Par des mémoires en défense, enregistrés les 6 octobre 2022 et 16 février 2024, le directeur de la direction nationale des vérifications de situations fiscales conclut au rejet de la requête.
Il soutient que les moyens soulevés par le requérant ne sont pas fondés.
Par ordonnance du 20 mars 2024, la clôture d’instruction a été fixée au 23 avril 2024.
II. Par une requête et trois mémoires complémentaires, enregistrés sous le numéro 2208160, les 7 avril et 4 novembre 2022 et le 22 avril 2024, le dernier mémoire n’ayant pas été communiqué, M. B A, représenté par Me Chetail, demande au tribunal :
1°) de prononcer la décharge, en droits et pénalités, des cotisations supplémentaires d’impôts sur le revenu, de contribution exceptionnelle sur les hauts revenus et de prélèvements sociaux auxquelles il a été assujetti au titre de l’année 2015 ;
2°) de mettre à la charge de l’Etat la somme de 2 500 euros en application de l’article L.761-1 du code de justice administrative.
Il présente les mêmes moyens que ceux soulevés dans la requête n° 2208159.
Par des mémoires en défense, enregistrés les 6 octobre 2022 et 16 février 2024, le directeur de la direction nationale des vérifications de situations fiscales conclut au rejet de la requête.
Il soutient que les moyens soulevés par le requérant ne sont pas fondés.
Par ordonnance du 20 mars 2024, la clôture d’instruction a été fixée au 23 avril 2024.
Vu les autres pièces des dossiers.
Vu :
— la directive 2009/133/CE du Conseil du 19 octobre 2009 concernant le régime fiscal commun applicable aux fusions, scissions, scissions partielles, apports d’actifs et échanges d’actions intéressant des sociétés d’États membres différents, ainsi qu’au transfert du siège statutaire d’une SE ou d’une SCE d’un État membre à un autre ;
— le code général des impôts et le livre des procédures fiscales ;
— le code de justice administrative.
Les parties ont été régulièrement averties du jour de l’audience.

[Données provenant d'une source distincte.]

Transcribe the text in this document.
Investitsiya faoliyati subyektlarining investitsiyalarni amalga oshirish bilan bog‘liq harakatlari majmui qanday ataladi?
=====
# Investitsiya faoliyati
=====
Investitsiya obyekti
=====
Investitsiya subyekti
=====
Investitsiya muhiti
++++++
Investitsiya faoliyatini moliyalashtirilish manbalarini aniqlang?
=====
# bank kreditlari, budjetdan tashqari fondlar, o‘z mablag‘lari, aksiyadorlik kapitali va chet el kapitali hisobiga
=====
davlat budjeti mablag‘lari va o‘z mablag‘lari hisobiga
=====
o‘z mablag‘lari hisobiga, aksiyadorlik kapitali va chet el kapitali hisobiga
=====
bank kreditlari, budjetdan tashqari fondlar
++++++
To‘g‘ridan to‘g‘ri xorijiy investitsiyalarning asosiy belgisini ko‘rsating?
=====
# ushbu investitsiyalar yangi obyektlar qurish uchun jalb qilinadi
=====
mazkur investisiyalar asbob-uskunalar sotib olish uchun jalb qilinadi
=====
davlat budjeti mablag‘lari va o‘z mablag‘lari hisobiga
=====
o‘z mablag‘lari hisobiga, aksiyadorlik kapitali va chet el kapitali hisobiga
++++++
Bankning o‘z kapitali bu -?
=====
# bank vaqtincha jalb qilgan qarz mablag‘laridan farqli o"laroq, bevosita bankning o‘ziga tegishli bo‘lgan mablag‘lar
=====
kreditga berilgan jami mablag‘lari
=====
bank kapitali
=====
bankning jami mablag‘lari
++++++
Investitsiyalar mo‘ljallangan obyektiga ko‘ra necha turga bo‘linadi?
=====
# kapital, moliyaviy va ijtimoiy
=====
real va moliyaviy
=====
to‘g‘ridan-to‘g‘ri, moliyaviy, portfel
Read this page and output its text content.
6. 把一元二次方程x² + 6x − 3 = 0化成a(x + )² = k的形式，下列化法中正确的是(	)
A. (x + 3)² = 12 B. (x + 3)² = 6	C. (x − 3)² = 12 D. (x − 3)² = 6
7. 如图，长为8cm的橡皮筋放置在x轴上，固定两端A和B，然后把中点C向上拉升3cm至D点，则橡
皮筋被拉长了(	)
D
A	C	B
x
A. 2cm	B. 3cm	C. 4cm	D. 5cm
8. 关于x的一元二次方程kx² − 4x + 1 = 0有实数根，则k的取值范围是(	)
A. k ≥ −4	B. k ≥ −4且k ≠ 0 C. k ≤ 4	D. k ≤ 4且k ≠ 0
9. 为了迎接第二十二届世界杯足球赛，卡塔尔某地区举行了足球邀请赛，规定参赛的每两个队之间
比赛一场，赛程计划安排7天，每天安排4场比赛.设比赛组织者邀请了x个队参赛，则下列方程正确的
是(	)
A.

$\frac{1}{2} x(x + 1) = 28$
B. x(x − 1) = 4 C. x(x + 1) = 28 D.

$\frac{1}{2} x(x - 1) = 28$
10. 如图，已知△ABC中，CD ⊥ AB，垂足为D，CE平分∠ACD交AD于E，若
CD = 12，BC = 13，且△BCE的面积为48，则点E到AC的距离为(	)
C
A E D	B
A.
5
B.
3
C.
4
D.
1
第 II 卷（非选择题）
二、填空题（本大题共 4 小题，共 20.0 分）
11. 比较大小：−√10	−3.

Ont été entendus au cours de l’audience publique :
— le rapport de Mme Ostyn,
— les conclusions de M. Pertuy, rapporteur public,
— et les observations de Me Chetail, représentant Mme D et M. A.
Considérant ce qui suit :
1. Mme D et M. A ont fait l’objet d’un contrôle sur pièces au titre notamment de l’année 2015, au terme duquel l’administration, mettant en œuvre la procédure d’abus de droit prévue à l’article L. 64 du livre des procédures fiscales, a remis en cause le report d’imposition d’une soulte versée à M. A par la société ABM en sus de l’attribution, à ce dernier, de titres de cette société en contrepartie de l’apport à celle-ci, le 14 décembre 2015, de titres de la société Vista. Par une proposition de rectification du 21 novembre 2018, l’administration a notifié aux requérants, divorcés en 2016, des suppléments d’impôt sur le revenu et de prélèvements sociaux et une contribution exceptionnelle sur les hauts revenus, assortis des intérêts de retard et de la majoration de 80% pour abus de droit, au titre de l’année 2015. Les impositions supplémentaires et les pénalités afférentes ont été mises en recouvrement par voie de rôle le 31 juillet 2021. Par réclamation du 7 septembre 2021, Mme D et M. A, remettant en cause l’application à la soulte versée à M. A de la procédure d’abus de droit prévue à l’article L. 64 du livre des procédures fiscales, ont demandé la décharge, en droits et pénalités, des impositions supplémentaires mises à leur charge. Leur réclamation ayant été rejetée par un courrier du 14 février 2022, ils réitèrent leurs prétentions devant le tribunal de céans.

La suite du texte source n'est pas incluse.